The Medicare Strike Force on Thursday filed charges against 243 doctors, nurses, licensed medical professionals, health care company owners and others for allegedly submitted a total of $712 million in fraudulent billings, the result of a nationwide sweep that’s being called the largest healthcare fraud takedown history.
The Medicare Fraud Strike Force targeted fraud in 17 districts in the states of Florida, Texas, California, Louisiana, New York and Michigan.
In addition, the Centers for Medicare and Medicaid Services has suspended a number of providers, though none were individually named.
The charges involve various medical treatments and services, including home health care, psychotherapy, physical and occupational therapy, durable medical equipment and pharmacy fraud, officials said.
The defendants are charged with various health care fraud-related crimes, including conspiracy to commit health care fraud, violations of the anti-kickback statutes, money laundering and aggravated identity theft, according to the Justice Department.
More than 44 of the defendants are charged with fraud related to the prescription drug benefit program, Medicare Part D. Forty-six doctors, nurses and other licensed medical professionals are among those charged.
In Miami, a total of 73 defendants are charged with offenses involving approximately $263 million in false billings for home health care, mental health services and pharmacy fraud.
In one case, administrators in a mental health center billed close to $64 million and Medicare paid approximately half of the claimed amount.
In Houston and McAllen, Texas, 22 individuals are charged in cases involving over $38 million in alleged fraud. One company that paid the defendant for patient referrals submitted close to $16 million in claims, over $4 million of which was paid.
In Dallas, seven people are charged in connection with home health care schemes. In one, six owners and operators of a physician house call company submitted nearly $43 million in billings under the name of a single doctor, regardless of who actually provided the service.
In Los Angeles, eight defendants are charged in schemes to defraud Medicare of approximately $66 million.
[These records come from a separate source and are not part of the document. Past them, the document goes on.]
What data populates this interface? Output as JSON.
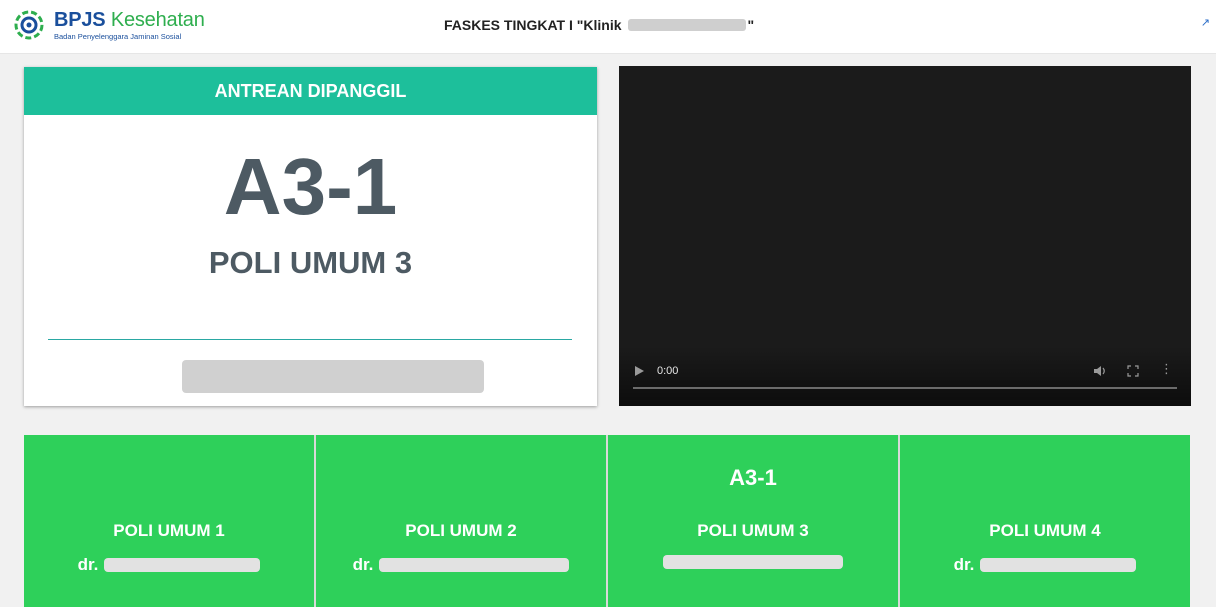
{
  "header": {
    "logo_part1": "BPJS",
    "logo_part2": "Kesehatan",
    "logo_subtitle": "Badan Penyelenggara Jaminan Sosial",
    "title_prefix": "FASKES TINGKAT I \"Klinik",
    "title_suffix": "\""
  },
  "called": {
    "heading": "ANTREAN DIPANGGIL",
    "number": "A3-1",
    "poli": "POLI UMUM 3"
  },
  "video": {
    "time": "0:00"
  },
  "tiles": [
    {
      "number": "",
      "name": "POLI UMUM 1",
      "doctor_prefix": "dr."
    },
    {
      "number": "",
      "name": "POLI UMUM 2",
      "doctor_prefix": "dr."
    },
    {
      "number": "A3-1",
      "name": "POLI UMUM 3",
      "doctor_prefix": ""
    },
    {
      "number": "",
      "name": "POLI UMUM 4",
      "doctor_prefix": "dr."
    }
  ],
  "colors": {
    "accent_teal": "#1dbf9b",
    "tile_green": "#2ed05a",
    "text_dark": "#4d5a63",
    "brand_blue": "#1a4f9c",
    "brand_green": "#2eae4e"
  },
  "icons": {
    "logo": "bpjs-logo-icon",
    "expand": "expand-icon",
    "play": "play-icon",
    "volume": "volume-icon",
    "fullscreen": "fullscreen-icon",
    "more": "more-vertical-icon"
  }
}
In one case, a doctor is charged with causing almost $23 million in losses to Medicare, including billing over 1,000 expensive power wheelchairs that were not medically necessary.
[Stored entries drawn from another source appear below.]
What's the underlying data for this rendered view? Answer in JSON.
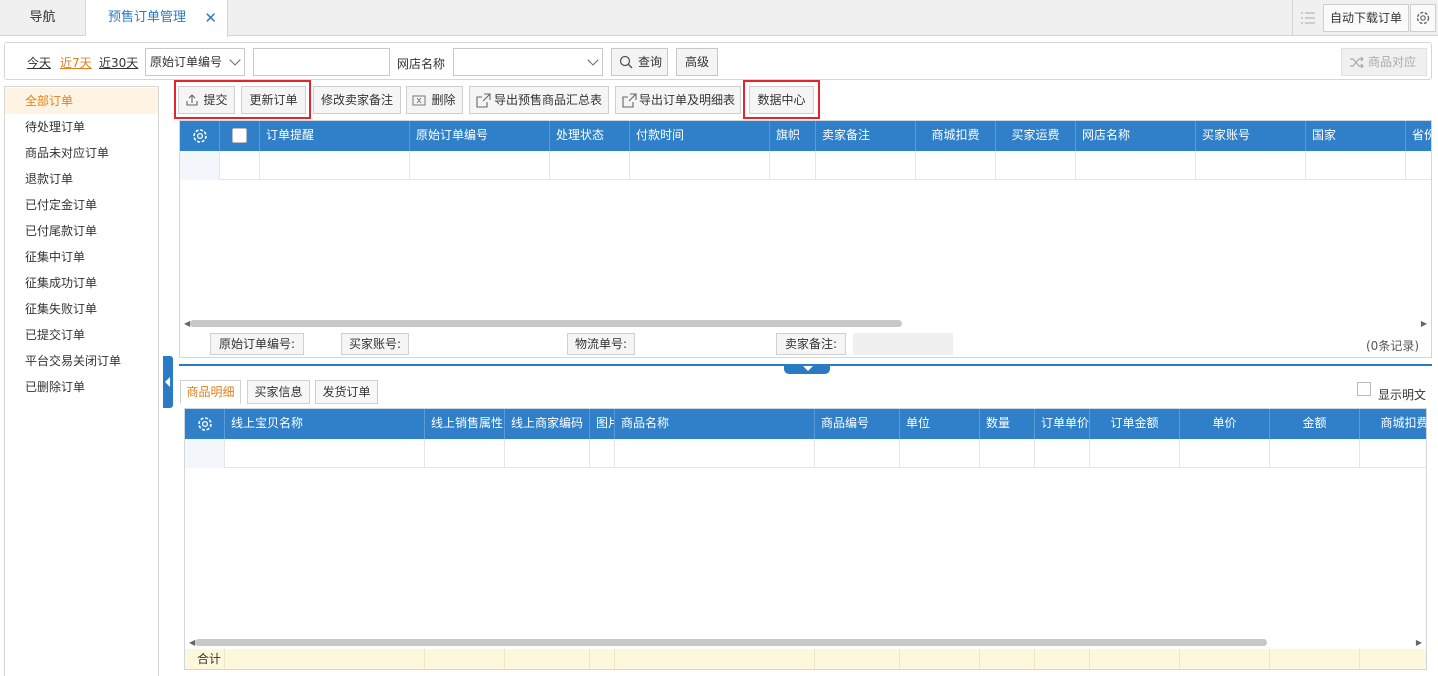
{
  "tabs": {
    "nav": "导航",
    "active": "预售订单管理",
    "close": "✕"
  },
  "top_right": {
    "auto_download": "自动下载订单"
  },
  "filter": {
    "today": "今天",
    "last7": "近7天",
    "last30": "近30天",
    "search_field": "原始订单编号",
    "search_value": "",
    "shop_label": "网店名称",
    "shop_value": "",
    "query": "查询",
    "advanced": "高级",
    "product_match": "商品对应"
  },
  "sidebar": {
    "items": [
      {
        "label": "全部订单",
        "active": true
      },
      {
        "label": "待处理订单"
      },
      {
        "label": "商品未对应订单"
      },
      {
        "label": "退款订单"
      },
      {
        "label": "已付定金订单"
      },
      {
        "label": "已付尾款订单"
      },
      {
        "label": "征集中订单"
      },
      {
        "label": "征集成功订单"
      },
      {
        "label": "征集失败订单"
      },
      {
        "label": "已提交订单"
      },
      {
        "label": "平台交易关闭订单"
      },
      {
        "label": "已删除订单"
      }
    ]
  },
  "toolbar": {
    "submit": "提交",
    "update": "更新订单",
    "edit_remark": "修改卖家备注",
    "delete": "删除",
    "export_summary": "导出预售商品汇总表",
    "export_detail": "导出订单及明细表",
    "data_center": "数据中心"
  },
  "grid1": {
    "columns": [
      "订单提醒",
      "原始订单编号",
      "处理状态",
      "付款时间",
      "旗帜",
      "卖家备注",
      "商城扣费",
      "买家运费",
      "网店名称",
      "买家账号",
      "国家",
      "省份"
    ],
    "footer": {
      "orig_no": "原始订单编号:",
      "buyer_acct": "买家账号:",
      "logistics_no": "物流单号:",
      "seller_remark": "卖家备注:",
      "records": "(0条记录)"
    }
  },
  "lower_tabs": [
    "商品明细",
    "买家信息",
    "发货订单"
  ],
  "show_plain": "显示明文",
  "grid2": {
    "columns": [
      "线上宝贝名称",
      "线上销售属性",
      "线上商家编码",
      "图片",
      "商品名称",
      "商品编号",
      "单位",
      "数量",
      "订单单价",
      "订单金额",
      "单价",
      "金额",
      "商城扣费"
    ],
    "sum_label": "合计"
  },
  "colors": {
    "accent": "#2f80c9",
    "highlight": "#e2262b",
    "active_orange": "#e0801c"
  }
}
In Detroit, 16 defendants face charges for their alleged roles in fraud, kickback and money laundering schemes involving approximately $122 million in false claims for services that were medically unnecessary or never rendered, including home health care, physician visits, and psychotherapy, as well as pharmaceuticals that were billed but not dispensed.
In Tampa, five individuals are charged with participating in a variety of schemes, ranging from fraudulent physical therapy billings to a scheme involving millions in physician services and tests that never occurred. In one case, Medicare paid over $1 million to a licensed pain management physician who sought reimbursement for nerve conduction studies and other services he allegedly never performed.
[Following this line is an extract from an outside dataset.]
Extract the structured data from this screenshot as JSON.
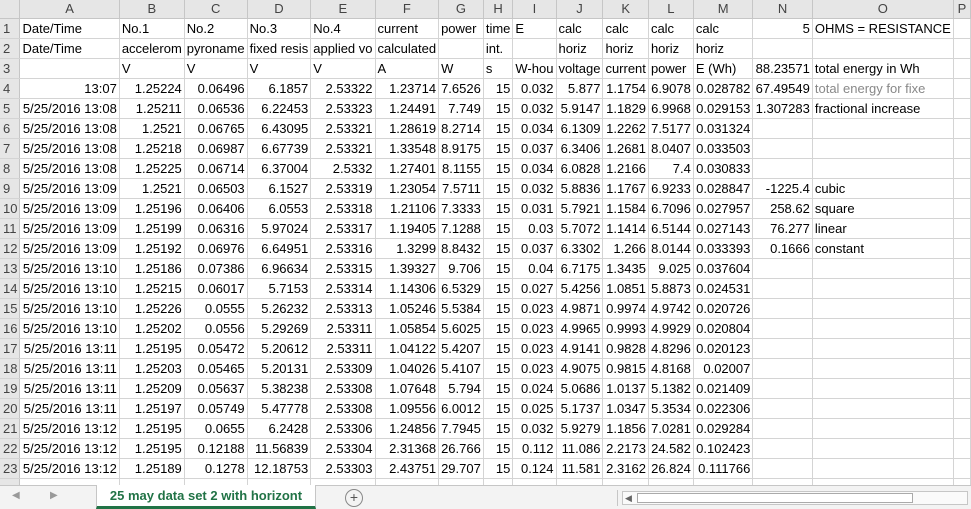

In Brooklyn, New York, nine individuals are charged in two separate criminal schemes involving physical and occupational therapy, in which a total of $58 million was billed.
In New Orleans, 11 people are charged in connection with $110 million in home health care and psychotherapy schemes.
One case involved four individuals who operated two companies – one in Louisiana and one in California – that mass-marketed talking glucose monitors. The companies billed Medicare approximately $38 million for the devices and Medicare paid the companies over $22 million.